ジャスミンとパームは、その様子を物陰から窺い、小声で囁きあう。
「……んー、やっぱり、何かあったっぽいな」
「そ、そうですね。『不測の事態』って、何でしょう?」
「さあな……ま、今回の俺達のおつかいの内容とは無関係じゃないのは確かだろうけどな」
「ど……どうしましょう?」
不安そうに尋ねるパーム。ジャスミンはやれやれといった表情で、
「どうするもこうするも、行くしかないだろ? あの爺さん、どうやらこの城門封鎖の件、先刻ご承知だったみたいだしさ」
素早い動きで、パームの上着の隠しから、一通の書状を抜き取る。
「だからお前に通行許可証を手渡してんだろ?」
「あ――」
掏摸顔負けの早業に反応できず、硬直したパームを尻目に、通行許可証を片手にスタスタと城門に向かって歩き出すジャスミン。

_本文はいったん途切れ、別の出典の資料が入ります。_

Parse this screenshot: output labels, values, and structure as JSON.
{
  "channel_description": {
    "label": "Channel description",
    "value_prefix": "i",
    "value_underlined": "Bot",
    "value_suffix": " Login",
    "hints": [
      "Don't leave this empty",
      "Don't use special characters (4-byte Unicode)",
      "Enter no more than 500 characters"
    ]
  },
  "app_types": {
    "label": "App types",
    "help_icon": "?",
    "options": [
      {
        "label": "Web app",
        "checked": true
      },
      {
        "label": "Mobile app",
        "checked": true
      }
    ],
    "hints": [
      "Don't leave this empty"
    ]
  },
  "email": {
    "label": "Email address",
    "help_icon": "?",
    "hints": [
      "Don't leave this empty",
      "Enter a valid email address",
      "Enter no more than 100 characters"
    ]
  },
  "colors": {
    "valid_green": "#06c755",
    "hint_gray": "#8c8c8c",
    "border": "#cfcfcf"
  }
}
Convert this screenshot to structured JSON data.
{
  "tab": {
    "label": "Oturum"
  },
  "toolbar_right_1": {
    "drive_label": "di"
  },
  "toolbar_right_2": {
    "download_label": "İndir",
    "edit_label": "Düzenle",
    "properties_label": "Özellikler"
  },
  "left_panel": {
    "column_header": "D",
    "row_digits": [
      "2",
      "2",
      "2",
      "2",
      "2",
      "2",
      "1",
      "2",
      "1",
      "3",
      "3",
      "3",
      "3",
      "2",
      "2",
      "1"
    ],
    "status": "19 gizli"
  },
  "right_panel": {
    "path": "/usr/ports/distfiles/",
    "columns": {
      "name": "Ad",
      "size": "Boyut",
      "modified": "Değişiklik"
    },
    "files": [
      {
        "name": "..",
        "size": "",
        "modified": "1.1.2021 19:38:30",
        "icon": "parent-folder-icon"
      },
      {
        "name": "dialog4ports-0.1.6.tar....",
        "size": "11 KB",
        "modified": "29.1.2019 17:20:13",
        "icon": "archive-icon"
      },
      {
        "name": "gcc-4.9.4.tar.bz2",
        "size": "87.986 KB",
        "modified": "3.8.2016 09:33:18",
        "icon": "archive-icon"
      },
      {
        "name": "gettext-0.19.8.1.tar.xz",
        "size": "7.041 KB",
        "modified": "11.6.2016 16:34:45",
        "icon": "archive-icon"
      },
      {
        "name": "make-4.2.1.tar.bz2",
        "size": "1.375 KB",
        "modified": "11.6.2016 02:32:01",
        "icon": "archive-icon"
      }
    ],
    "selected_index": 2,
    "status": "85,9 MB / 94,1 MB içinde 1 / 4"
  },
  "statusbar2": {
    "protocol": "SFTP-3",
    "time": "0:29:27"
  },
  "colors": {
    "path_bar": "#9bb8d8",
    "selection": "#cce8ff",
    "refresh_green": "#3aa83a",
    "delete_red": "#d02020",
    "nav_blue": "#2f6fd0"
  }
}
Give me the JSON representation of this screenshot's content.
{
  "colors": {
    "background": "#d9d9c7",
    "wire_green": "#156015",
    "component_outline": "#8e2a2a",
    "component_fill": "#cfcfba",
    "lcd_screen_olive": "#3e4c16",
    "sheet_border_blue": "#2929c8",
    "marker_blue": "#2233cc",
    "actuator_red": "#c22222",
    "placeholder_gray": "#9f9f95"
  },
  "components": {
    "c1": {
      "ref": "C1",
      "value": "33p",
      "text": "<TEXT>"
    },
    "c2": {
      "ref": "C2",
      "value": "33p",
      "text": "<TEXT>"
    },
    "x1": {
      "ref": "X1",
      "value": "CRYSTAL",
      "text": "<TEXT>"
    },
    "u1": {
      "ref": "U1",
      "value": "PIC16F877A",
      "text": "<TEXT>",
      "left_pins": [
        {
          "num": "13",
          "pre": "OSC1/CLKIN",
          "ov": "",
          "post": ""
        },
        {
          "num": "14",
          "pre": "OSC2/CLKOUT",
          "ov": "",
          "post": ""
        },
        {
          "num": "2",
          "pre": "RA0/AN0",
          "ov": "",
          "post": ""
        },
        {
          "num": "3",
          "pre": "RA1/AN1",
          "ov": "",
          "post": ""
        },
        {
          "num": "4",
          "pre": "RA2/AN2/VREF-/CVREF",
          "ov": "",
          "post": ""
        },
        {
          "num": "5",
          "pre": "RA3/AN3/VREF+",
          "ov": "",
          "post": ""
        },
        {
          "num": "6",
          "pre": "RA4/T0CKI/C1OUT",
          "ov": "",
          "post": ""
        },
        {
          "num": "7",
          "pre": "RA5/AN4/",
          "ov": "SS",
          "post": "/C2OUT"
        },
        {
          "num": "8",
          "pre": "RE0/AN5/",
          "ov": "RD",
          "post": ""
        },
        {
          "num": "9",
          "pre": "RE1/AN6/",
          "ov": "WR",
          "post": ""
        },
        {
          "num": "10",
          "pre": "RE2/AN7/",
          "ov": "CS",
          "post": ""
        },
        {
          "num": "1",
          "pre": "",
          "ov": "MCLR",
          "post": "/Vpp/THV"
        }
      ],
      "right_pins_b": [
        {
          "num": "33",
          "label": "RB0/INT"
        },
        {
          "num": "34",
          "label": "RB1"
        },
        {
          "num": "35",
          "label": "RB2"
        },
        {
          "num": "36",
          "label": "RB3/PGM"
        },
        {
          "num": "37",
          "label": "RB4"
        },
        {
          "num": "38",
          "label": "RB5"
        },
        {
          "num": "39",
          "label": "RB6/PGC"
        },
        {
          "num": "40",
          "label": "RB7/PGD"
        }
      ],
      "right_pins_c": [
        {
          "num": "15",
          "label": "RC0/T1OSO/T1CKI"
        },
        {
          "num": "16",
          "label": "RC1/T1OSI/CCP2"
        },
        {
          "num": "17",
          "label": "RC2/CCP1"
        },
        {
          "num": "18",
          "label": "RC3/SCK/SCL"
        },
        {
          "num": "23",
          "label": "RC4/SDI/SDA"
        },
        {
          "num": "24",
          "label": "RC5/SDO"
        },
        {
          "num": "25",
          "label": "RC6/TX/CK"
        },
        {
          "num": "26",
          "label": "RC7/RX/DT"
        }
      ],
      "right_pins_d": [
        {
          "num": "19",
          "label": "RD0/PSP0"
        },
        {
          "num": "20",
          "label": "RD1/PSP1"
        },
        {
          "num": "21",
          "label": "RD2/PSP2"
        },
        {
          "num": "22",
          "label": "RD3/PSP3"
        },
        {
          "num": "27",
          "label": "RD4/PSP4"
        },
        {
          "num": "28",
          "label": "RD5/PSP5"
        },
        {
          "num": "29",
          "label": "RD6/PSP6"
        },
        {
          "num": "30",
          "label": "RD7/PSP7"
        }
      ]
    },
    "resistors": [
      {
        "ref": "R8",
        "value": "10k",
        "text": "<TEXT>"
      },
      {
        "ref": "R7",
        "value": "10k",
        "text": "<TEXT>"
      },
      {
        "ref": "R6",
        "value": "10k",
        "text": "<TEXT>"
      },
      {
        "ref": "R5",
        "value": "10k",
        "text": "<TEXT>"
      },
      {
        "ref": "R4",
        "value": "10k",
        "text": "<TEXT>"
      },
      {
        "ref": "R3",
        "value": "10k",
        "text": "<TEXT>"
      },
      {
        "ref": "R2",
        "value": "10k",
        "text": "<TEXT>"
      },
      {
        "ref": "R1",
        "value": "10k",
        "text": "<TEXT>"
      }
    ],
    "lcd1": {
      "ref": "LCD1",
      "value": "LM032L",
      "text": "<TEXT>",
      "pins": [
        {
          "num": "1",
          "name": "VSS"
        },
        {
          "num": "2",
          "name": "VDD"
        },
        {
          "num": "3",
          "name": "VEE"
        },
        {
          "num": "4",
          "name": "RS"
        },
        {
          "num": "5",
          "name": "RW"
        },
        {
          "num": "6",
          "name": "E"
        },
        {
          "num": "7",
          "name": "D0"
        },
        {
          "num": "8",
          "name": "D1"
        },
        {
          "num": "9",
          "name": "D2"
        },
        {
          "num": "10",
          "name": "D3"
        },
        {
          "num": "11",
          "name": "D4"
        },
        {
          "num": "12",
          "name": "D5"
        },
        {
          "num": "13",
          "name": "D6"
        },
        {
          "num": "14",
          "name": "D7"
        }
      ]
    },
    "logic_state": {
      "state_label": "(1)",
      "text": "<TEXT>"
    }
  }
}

「さっさとコレ使って街の外に出ようぜ。こんな所でもたついて、あいつらに見つかりでもした――」
――と、
彼の足が止まる。一人の影が、彼の前に立ち塞がったからだ。
「『あいつら』というのは――俺の事か?」
「……あ……らららぁ~」
ジャスミンは思わず顔をしかめた。そのシルエットと、ドスの効いた声に覚えがあったからだ――無論、悪い方の。
「あー、お久しぶりですね……先日はお世話になりまして……奥様に。派手にのびてらっしゃいましたが、あれからお元気でしたか……えーと……バブ様?」
「モブだ! このクソ野郎!」
額に青筋を立てて怒鳴るモブ。
「ずっと神殿に見張りを付けておいた甲斐があったぜ! あの時は大教主のクソ爺が邪魔しくさりやがったが、今日はそうはいかねえぞ! この前の借りと女房の恨み、纏めて利子つけて、地獄行きの片道切符にして返してやらあ! 楽には逝かさねえぞ、ゴルァ!」
そう叫ぶと、懐から大型ナイフを抜き放つ。
「うわぁっ! な、何ですか、この方は?」
突然の事に状況を呑み込めないパームは声を裏返らせる。
ジャスミンは、青ざめた顔に引きつった笑みを浮かべて、
「いやぁ~、まさしく『噂をすれば影』ってヤツ……。いや、サブ……じゃないやモブ様、冷静になりましょ? ここはひとつ、文明人らしく話し合いで折り合いをつけましょうよ。どうやら俺とアナタとの間で、深刻な認識の齟齬があるようだ。まず、その誤解の溝を埋めて、それから――」
口を休むことなく動かしながら、周囲に目を走らせる。
彼らを周囲から取り囲む様に、複数の人影が闇の中から浮かび上がってきた。その各々の手には、銀色が鈍い光を放っている。
ジャスミンの端正な顔が焦燥で歪み、額には冷や汗が滲む。
彼は、黒曜石の瞳を縦横に動かし、活路を探る。